At your sitting place, spread out a thick square mat
and a round cushion. Sit either in the full-lotus or half-lotus
position. In the full-lotus position, place your right foot on your left
thigh, then your left foot on your right thigh. In the half-lotus,
simply place your left foot on your right thigh. Tie your robes loosely
and arrange them neatly. Place your right hand on your left leg and your
left hand on your right palm, thumb-tips touching lightly. Straighten
your body and sit upright, leaning neither left nor right, neither
forward nor backward. Align your ears with your shoulders and your nose
with your navel. Rest the tip of the tongue against the front of the
palate, with teeth and lips closed. Keep your eyes open, and breathe
softly through your nose.
Once you have adjusted your posture,
take a breath and exhale fully, rock your body right and left, and
settle into steady, immovable sitting. Think of not thinking. Not
thinking—what kind of thinking is that? Nonthinking. This is the
essential art of zazen.
The zazen I speak of is not meditation
practice. It is simply the dharma gate of joyful ease, the
practice-realization of totally culminated enlightenment. It is the koan
realized, traps and snares can never reach it. If you grasp the point,
you are like a dragon gaining the water, like a tiger taking to the
mountains. For you must know that the true dharma appears of itself, so
that from the start dullness and distraction are struck aside.
When
you arise from sitting, move slowly and quietly, calmly and
deliberately. Do not rise suddenly or abruptly. In surveying the past,
we find that transcending the mundane and the sacred, and dying while
either sitting or standing, have depended entirely on the power of
zazen.
In addition, triggering awakening with a finger, a banner, a
needle, or a mallet, and effecting realization with a whisk, a fist, a
staff, or a shout, these cannot be understood by discriminative thought,
much less can they be known through supernatural power. They must
represent conduct beyond seeing and hearing. Are they not a standard
prior to knowledge and views?
This being so, intelligence or lack
of it is not an issue; make no distinction between the dull and the
sharp-witted. If you concentrate your effort single-mindedly, that in
itself is wholeheartedly engaging the way. Practice-realization is
naturally undefiled. Going forward is, after all, an everyday affair.
In
our world and others, in both India and China, all equally hold the
buddha-seal. While each lineage expresses its own style, they are all
simply devoted to sitting, totally cast in resolute stability. Although
there are ten thousand distinctions and a thousand variations, they just
wholeheartedly engage the way in zazen. Why leave behind the seat in
your own home to wander in vain through the dusty realms of other lands?

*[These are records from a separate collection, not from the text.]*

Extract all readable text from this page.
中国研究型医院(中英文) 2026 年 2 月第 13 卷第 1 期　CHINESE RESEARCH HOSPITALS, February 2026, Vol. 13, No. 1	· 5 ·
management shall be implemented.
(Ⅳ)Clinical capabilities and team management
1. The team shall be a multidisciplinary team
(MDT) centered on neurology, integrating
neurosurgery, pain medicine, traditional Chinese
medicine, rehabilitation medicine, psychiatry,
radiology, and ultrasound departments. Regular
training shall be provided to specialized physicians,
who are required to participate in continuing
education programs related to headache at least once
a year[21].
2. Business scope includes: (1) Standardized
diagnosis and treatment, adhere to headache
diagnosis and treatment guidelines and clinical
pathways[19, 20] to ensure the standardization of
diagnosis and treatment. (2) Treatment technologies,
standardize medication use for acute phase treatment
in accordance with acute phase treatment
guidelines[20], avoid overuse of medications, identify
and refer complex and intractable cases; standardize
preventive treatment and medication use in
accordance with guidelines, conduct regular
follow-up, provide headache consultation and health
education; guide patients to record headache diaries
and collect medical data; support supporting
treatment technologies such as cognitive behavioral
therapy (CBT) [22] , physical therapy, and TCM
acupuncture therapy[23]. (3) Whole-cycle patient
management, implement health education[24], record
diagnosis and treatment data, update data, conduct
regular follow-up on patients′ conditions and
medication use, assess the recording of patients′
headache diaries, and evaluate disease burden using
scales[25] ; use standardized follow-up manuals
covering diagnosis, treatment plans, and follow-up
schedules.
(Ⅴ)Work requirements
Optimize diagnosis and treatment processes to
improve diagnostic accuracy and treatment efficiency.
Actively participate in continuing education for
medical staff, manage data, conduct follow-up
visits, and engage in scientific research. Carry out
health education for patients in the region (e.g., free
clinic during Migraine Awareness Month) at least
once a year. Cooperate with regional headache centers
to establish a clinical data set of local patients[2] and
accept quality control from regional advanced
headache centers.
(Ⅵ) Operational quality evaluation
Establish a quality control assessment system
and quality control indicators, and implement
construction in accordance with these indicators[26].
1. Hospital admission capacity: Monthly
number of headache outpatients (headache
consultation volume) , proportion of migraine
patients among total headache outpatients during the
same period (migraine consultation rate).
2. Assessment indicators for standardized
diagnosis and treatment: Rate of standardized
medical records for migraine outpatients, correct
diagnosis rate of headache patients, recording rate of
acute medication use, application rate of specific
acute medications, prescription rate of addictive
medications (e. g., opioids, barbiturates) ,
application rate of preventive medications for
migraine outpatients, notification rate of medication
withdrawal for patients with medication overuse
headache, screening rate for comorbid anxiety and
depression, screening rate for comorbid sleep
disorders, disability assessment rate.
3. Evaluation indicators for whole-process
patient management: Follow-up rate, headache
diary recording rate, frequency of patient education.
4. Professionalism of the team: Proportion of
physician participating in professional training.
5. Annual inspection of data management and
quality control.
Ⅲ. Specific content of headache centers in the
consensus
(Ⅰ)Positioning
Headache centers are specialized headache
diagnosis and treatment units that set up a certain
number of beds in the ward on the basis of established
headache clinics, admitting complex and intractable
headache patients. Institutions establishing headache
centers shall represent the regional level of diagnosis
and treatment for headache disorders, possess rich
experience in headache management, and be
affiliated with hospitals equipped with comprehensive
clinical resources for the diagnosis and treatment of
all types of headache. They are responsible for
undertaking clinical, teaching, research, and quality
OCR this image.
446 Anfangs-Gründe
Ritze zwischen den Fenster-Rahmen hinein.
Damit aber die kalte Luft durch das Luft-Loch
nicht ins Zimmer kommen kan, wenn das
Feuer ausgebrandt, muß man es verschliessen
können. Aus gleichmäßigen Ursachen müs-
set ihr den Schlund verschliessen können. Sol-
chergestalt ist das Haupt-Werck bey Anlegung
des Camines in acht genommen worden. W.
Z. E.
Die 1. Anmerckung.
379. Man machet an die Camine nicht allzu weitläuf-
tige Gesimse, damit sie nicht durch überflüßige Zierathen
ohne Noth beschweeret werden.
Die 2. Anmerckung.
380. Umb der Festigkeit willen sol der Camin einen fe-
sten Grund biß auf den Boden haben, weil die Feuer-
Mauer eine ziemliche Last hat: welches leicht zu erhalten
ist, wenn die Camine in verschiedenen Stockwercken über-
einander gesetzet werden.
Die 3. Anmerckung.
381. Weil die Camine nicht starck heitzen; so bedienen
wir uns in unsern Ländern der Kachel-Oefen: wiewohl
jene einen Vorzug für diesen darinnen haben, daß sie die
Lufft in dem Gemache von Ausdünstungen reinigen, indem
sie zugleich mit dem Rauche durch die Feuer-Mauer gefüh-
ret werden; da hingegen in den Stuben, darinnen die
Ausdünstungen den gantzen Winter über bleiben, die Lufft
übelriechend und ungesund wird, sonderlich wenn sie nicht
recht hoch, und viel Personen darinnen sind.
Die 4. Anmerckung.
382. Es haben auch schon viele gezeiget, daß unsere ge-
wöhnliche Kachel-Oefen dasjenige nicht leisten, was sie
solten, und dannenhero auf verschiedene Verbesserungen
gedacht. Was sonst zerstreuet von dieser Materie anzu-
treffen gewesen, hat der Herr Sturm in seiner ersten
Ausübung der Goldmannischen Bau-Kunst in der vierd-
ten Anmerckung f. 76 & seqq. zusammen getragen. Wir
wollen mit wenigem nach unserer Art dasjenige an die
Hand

If you make one misstep you stumble past what is directly in front of
you.
You have gained the pivotal opportunity of human form. Do not
pass your days and nights in vain. You are taking care of the essential
activity of the buddha way. Who would take wasteful delight in the
spark from a flint stone? Form and substance are like dew on the grass,
the fortunes of life are like a dart of lightning—emptied in an instant,
vanished in a flash.
Please, honored followers of zen, long
accustomed to groping for the elephant, do not doubt the true dragon.
Devote your energies to the way that points directly to the real thing.
Revere the one who has gone beyond learning and is free from effort.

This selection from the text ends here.